The furor over the al-Hamad video comes at an especially delicate moment for the rebels as the Obama Administration weighs whether it should provide them with military aid. But even before the cannibalism, there was growing documented evidence of extrajudicial killings, torture and desecration by other rebels.

Man With a Reputation

Al-Hamad is commander of the independent Omar al-Farooq Brigade, a fighting force of uncertain numbers but fierce reputation in Homs. That city, and the neighborhood of Baba Amr in particular, has seen some of the most brutal fighting of the war, a legacy apparent in the reprisal-heavy footage coming out of the area. The video of al-Hamad biting into the soldier’s organs was filmed on March 26, according to embedded data retrieved by Human Rights Watch. It was smuggled over the Lebanese border by a rebel fighter close to al-Hamad who asked not to be identified for fear of speaking without permission. When he showed the video to TIME reporters some days before it was posted online, the fighter looked on with evident pride. “I don’t have a problem slaughtering the Alawites and eating their organs because of what I have seen from them,” he tells TIME. Two years of war, he says, have taken a psychological toll. “Many people have reached a point where they can do worse than Abu Sakkar.”

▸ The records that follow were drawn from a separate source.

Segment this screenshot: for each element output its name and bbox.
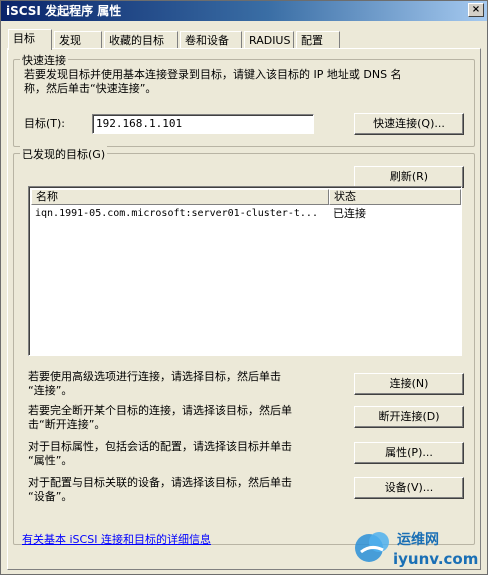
- connect-button[interactable]: 连接(N): [354, 373, 464, 395]
- devices-button[interactable]: 设备(V)...: [354, 477, 464, 499]
- column-header-name[interactable]: 名称: [31, 189, 329, 205]
- quick-connect-button[interactable]: 快速连接(Q)...: [354, 113, 464, 135]
- targets-list[interactable]: 名称 状态 iqn.1991-05.com.microsoft:server01…: [28, 186, 462, 356]
- close-button[interactable]: ×: [468, 3, 484, 17]
- tab-discovery[interactable]: 发现: [54, 31, 102, 49]
- target-input[interactable]: 192.168.1.101: [92, 114, 314, 134]
- tab-configuration[interactable]: 配置: [296, 31, 340, 49]
- refresh-button[interactable]: 刷新(R): [354, 166, 464, 188]
- discovered-targets-title: 已发现的目标(G): [20, 146, 108, 162]
- site-watermark: 运维网 iyunv.com: [355, 531, 478, 568]
- tab-targets[interactable]: 目标: [8, 29, 52, 50]
- quick-connect-group: 快速连接 若要发现目标并使用基本连接登录到目标，请键入该目标的 IP 地址或 D…: [13, 52, 475, 147]
- tab-favorite-targets[interactable]: 收藏的目标: [104, 31, 178, 49]
- properties-dialog: iSCSI 发起程序 属性 × 目标 发现 收藏的目标 卷和设备 RADIUS …: [0, 0, 488, 575]
- window-title: iSCSI 发起程序 属性: [6, 4, 122, 18]
- tab-volumes-devices[interactable]: 卷和设备: [180, 31, 242, 49]
- target-label: 目标(T):: [24, 117, 66, 130]
- list-header: 名称 状态: [31, 189, 461, 205]
- disconnect-button[interactable]: 断开连接(D): [354, 406, 464, 428]
- watermark-cn-text: 运维网: [397, 531, 439, 548]
- title-bar[interactable]: iSCSI 发起程序 属性 ×: [1, 1, 487, 21]
- watermark-en-text: iyunv.com: [393, 550, 478, 568]
- cloud-logo-icon: [355, 532, 389, 562]
- table-row[interactable]: iqn.1991-05.com.microsoft:server01-clust…: [31, 206, 459, 222]
- properties-button[interactable]: 属性(P)...: [354, 442, 464, 464]
- target-status-cell: 已连接: [333, 207, 366, 220]
- target-name-cell: iqn.1991-05.com.microsoft:server01-clust…: [35, 208, 318, 219]
- connect-description: 若要使用高级选项进行连接，请选择目标，然后单击 “连接”。: [28, 370, 281, 397]
- discovered-targets-group: 已发现的目标(G) 刷新(R) 名称 状态 iqn.1991-05.com.mi…: [13, 146, 475, 545]
- disconnect-description: 若要完全断开某个目标的连接，请选择该目标，然后单 击“断开连接”。: [28, 404, 292, 431]
- targets-panel: 快速连接 若要发现目标并使用基本连接登录到目标，请键入该目标的 IP 地址或 D…: [7, 48, 481, 570]
- column-header-status[interactable]: 状态: [329, 189, 461, 205]
- properties-description: 对于目标属性，包括会话的配置，请选择该目标并单击 “属性”。: [28, 440, 292, 467]
- close-icon: ×: [471, 4, 481, 15]
- devices-description: 对于配置与目标关联的设备，请选择该目标，然后单击 “设备”。: [28, 476, 292, 503]
- iscsi-help-link[interactable]: 有关基本 iSCSI 连接和目标的详细信息: [22, 531, 211, 547]
- quick-connect-description: 若要发现目标并使用基本连接登录到目标，请键入该目标的 IP 地址或 DNS 名 …: [24, 68, 402, 95]
- tab-radius[interactable]: RADIUS: [244, 31, 294, 49]
- quick-connect-title: 快速连接: [20, 52, 68, 68]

Rebels who have fought alongside al-Hamad describe him as a fearless combatant who honed his considerable battle skills in Iraq, fighting the U.S. military. But many Islamist fighters–and not just those in Syria–claim similar histories, which are impossible to substantiate. Al-Hamad says he fought in Iraq but isn’t sure whether he killed any Americans.

A construction worker by trade, he fought in February 2012 with a group known as al-Farooq Brigade, one of the FSA’s most effective units, during the battle for Baba Amr, a pivotal moment in the Syrian war. Al-Hamad was made commander of the rebels’ prison, where he earned grudging respect for his ability to extract intelligence from captured regime soldiers, often employing brute force. One rebel who fought in Baba Amr says that if al-Hamad suspected any captives of having killed his comrades, he would murder them.

In October 2012 al-Hamad took three of the most extreme units under his command in al-Farooq Brigade, split off from the group and named his new unit the Independent Omar al-Farooq Brigade, after a senior al-Qaeda operative killed in Iraq in 2006. Despite the name, the group has no formal ties to al-Qaeda or its Syrian affiliate, al-Nusra Front. Early victories against regime forces helped al-Hamad’s group amass a considerable array of rockets, trucks, guns and mortars, say other fighters. In rebel circles, a commander’s arsenal is as important as his leadership skills, if not more so.

By the time he made the video, al-Hamad’s exploits had attracted a sizable following online. His group has a slick website, complete with videos and photographs, poetic descriptions of battles won and lost and paeans to dead comrades. His supporters were quick to defend his desecration of the dead soldier, arguing that it was merely an act of revenge. Abu Jaafar Homs, a well-known antiregime activist in Homs, posted a photo of himself sitting next to al-Hamad and praised him for his bravery. He chastised those who were criticizing the commander: “No one is allowed to talk about Abu Sakkar.”

Al-Hamad never did swallow that piece of flesh. According to the fighter who smuggled the video out of Syria, the rebel commander spat it out off camera, much to the derision of his assembled audience. In the clip and in his interview with TIME, he describes the organ he bites as the soldier’s liver, but a surgeon in New York who studied the video at TIME’s request says it was the man’s lung. Such finer points are not relevant, to al-Hamad or his supporters. To his enemies, the video will undoubtedly represent a challenge: Now that the taboo of cannibalism has been smashed, what can they do to top it? In Syria’s spiralling madness, atrocity must be matched, and exceeded, by abomination. And above all, it must be captured on video for the world to see.